- The Washington Times - Tuesday, August 12, 2014

It’s not quite reached the level of Veterans Affairs’ incompetence, but a new contractor in charge of moving military families’ cars as they transition from one site to another is failing miserably to perform, leaving some without transportation for as many as 30 days.

And at least one congressional member says the problem is impacting troop morale and mission.

“[This problem is] actually having significant negative impacts on our mission deployments,” said Sen. David Vitter, in the Washington Examiner.

The issue began last year, when International Auto Logistics of Brunswick, Georgia, was contracted for $305 million to take charge of transportation issues involving 66,000 personal vehicles owned by military members and their families, the Washington Examiner reported. But IAL isn’t doing so well — and plenty of military members and families are suffering.

“It’s just a nightmare,” said Angela Jackson, whose husband is in the military and who was trying to get her Ford Explorer shipped to the United States from Germany in May. Forty-four days late — and damaged — the vehicle was finally delivered, the Washington Examiner reported.

But now the family has to deal with the roughly $1,500 in damages inflicted on the vehicle during delivery.

“The company, they don’t take any responsibility for anything that they do,” she told the newspaper. “They’re just making excuses.”

Others say complaints to the company frequently go unanswered — or unheard.

“For a third of a billion dollars, somebody ought to answer the phone,” said Parker Northrup, who’s married to an Air Force colonel and who was just told that their family vehicle has finally arrived in Baltimore — weeks past its scheduled delivery date, the Washington Examiner reported. “The frustration just mounts.”

Another military spouse, Chasity Wahl, said it’s been 30 days past expected delivery, but she still doesn’t know what’s happened to her family vehicle. Adding frustration to the matter is that she just had to turn down a job opportunity because of lack of transportation, she said, the Washington Examiner reported.

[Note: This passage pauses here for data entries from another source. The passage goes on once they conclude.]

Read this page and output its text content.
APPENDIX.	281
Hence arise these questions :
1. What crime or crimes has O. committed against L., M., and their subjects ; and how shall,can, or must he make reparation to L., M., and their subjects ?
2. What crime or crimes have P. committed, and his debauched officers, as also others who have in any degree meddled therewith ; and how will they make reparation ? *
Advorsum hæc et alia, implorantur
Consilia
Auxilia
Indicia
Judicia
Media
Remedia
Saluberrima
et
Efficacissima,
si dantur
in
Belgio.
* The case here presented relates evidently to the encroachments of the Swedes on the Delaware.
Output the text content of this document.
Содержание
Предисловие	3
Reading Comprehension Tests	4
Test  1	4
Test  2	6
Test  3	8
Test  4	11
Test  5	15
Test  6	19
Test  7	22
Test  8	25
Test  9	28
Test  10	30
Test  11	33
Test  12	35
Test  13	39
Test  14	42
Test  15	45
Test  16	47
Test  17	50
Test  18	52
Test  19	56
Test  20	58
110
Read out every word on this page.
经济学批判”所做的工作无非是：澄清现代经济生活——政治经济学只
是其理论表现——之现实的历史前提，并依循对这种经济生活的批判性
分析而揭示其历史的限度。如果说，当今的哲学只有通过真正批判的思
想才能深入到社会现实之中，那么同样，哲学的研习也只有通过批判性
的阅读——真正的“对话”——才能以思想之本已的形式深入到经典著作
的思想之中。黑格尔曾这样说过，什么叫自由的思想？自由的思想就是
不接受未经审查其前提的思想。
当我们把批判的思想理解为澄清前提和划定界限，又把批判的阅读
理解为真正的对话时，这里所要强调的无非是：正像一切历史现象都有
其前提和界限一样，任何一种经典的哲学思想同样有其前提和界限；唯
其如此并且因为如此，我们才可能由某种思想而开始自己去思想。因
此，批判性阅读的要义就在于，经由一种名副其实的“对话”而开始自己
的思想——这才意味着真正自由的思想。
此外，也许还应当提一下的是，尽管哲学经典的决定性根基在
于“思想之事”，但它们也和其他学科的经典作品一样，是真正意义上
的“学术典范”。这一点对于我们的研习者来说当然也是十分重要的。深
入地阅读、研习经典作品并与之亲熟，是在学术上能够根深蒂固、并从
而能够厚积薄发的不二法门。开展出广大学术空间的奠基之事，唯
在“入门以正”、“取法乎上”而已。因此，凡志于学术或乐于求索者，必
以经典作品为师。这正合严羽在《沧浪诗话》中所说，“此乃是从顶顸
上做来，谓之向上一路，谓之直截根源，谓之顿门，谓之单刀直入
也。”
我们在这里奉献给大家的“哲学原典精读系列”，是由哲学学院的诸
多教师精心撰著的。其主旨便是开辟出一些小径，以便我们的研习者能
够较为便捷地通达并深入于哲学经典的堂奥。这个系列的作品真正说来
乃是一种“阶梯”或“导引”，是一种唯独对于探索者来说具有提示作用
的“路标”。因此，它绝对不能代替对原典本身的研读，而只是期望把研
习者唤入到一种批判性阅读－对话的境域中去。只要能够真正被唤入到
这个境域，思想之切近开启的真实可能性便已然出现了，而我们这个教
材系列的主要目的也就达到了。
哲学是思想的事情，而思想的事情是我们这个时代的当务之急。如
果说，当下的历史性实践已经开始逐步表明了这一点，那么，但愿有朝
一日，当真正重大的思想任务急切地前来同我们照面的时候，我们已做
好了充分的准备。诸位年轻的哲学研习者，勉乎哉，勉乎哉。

“It’s not just affecting the transportation side,” she told the paper. “It’s affecting the livelihood of family members who desperately need [their vehicles]. It’s gotten way out of hand.”

The family members — roughly 900 of them — have signed on to a petition demanding the Defense Department revoke the contract with IAL.

IAL, for its part, said it’s working to fix the glitches.

“IAL took over this contract during the busiest time of the year, leading to unanticipated quantities of vehicle shipping and processing requests that tested their new systems,” company spokeswoman Amanda Nunez said in the Washington Examiner report.

The negative news comes just as President Obama signed off on a $16.3 billion bill to overhaul the VA, which rocked national headlines in recent months after it was revealed medical officials were manipulating records to show proper care for patients — even as they delayed much-needed treatments for veterans.